John Plastow is the Programme Director for CARE International UK
There is a corner in a part of the world commonly associated with the worst kinds of upheaval that is quietly making some surprising positive change happen, while all around it there is turmoil.

Girls’ education in Somaliland: The start of a quiet revolution
Signs of development
The region is very dry, home to a population principally made up of pastoralist communities and a place not blessed by huge amounts of natural resources. Throw in the turmoil that has beset the region for decades and the refusal of the international community to collectively recognise its claims to statehood and the odds in its favour are not great.
Despite that, there are visible signs of development: the burgeoning infrastructure and commerce in the capital Hargeisa, and the evidence of activity in rural areas shown by the numerous sign-boards of various international organisations that have sprung up along the thin corridor of roads leading to the barren interior of the country
A quiet revolution is taking place
A few years ago the Somaliland education system was on its knees after the break-up of the former Somali state and the conflict that this engendered, resulting in huge damage to infrastructure and to closure at various times of core services, including schooling.
Had you been lucky enough to have got to school in a rural area you would almost certainly have been a boy.
Today, however, in schools up and down Somaliland, a quiet revolution is taking place behind the packed desks which are now being filled by the brightly-coloured uniforms of school girls.

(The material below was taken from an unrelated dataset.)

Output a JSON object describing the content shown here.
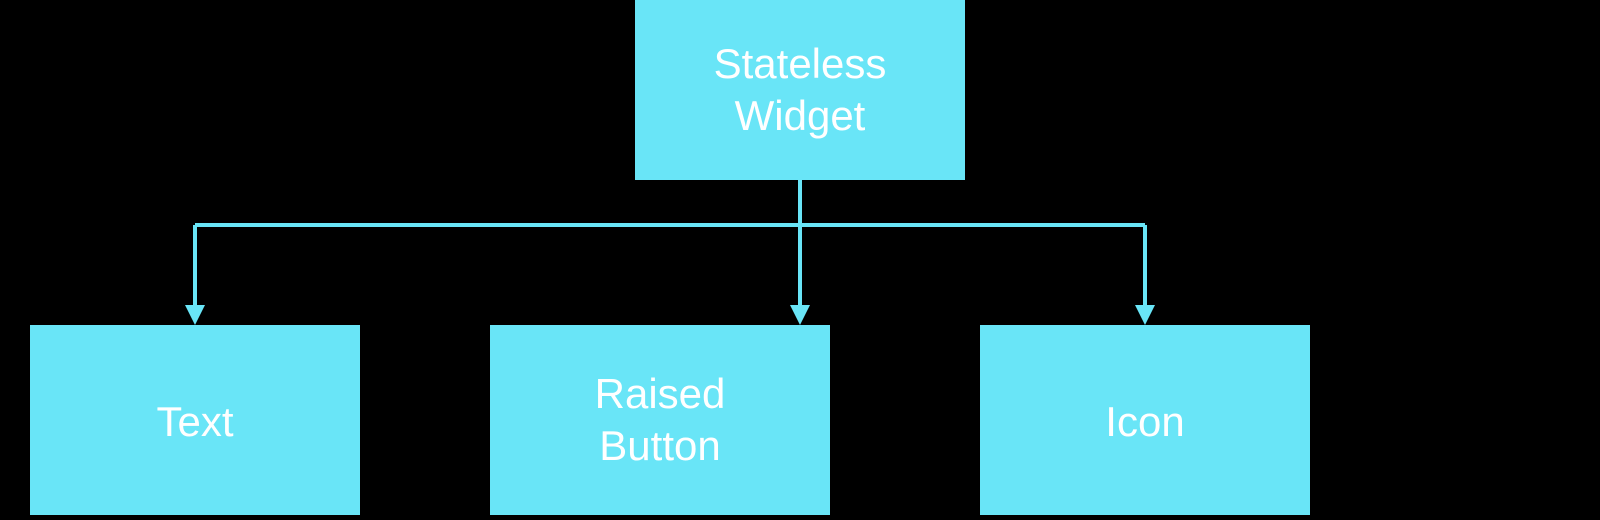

“I want her to go to university”
On my visit I met with some of these girls in the remote rural primary school in Habereshey and talked with the mothers with daughters in school, some of whom were themselves taking adult literacy classes. One of the mothers, Fatima Ali, proudly showed off her own ability to read and write and also to be able to use her mobile phone to make money transfers.
“Since I have started to take classes my attitude towards my daughter’s education has changed completely,” she told me. “I now check what she has been doing and make her study at home. I want her to go to university.”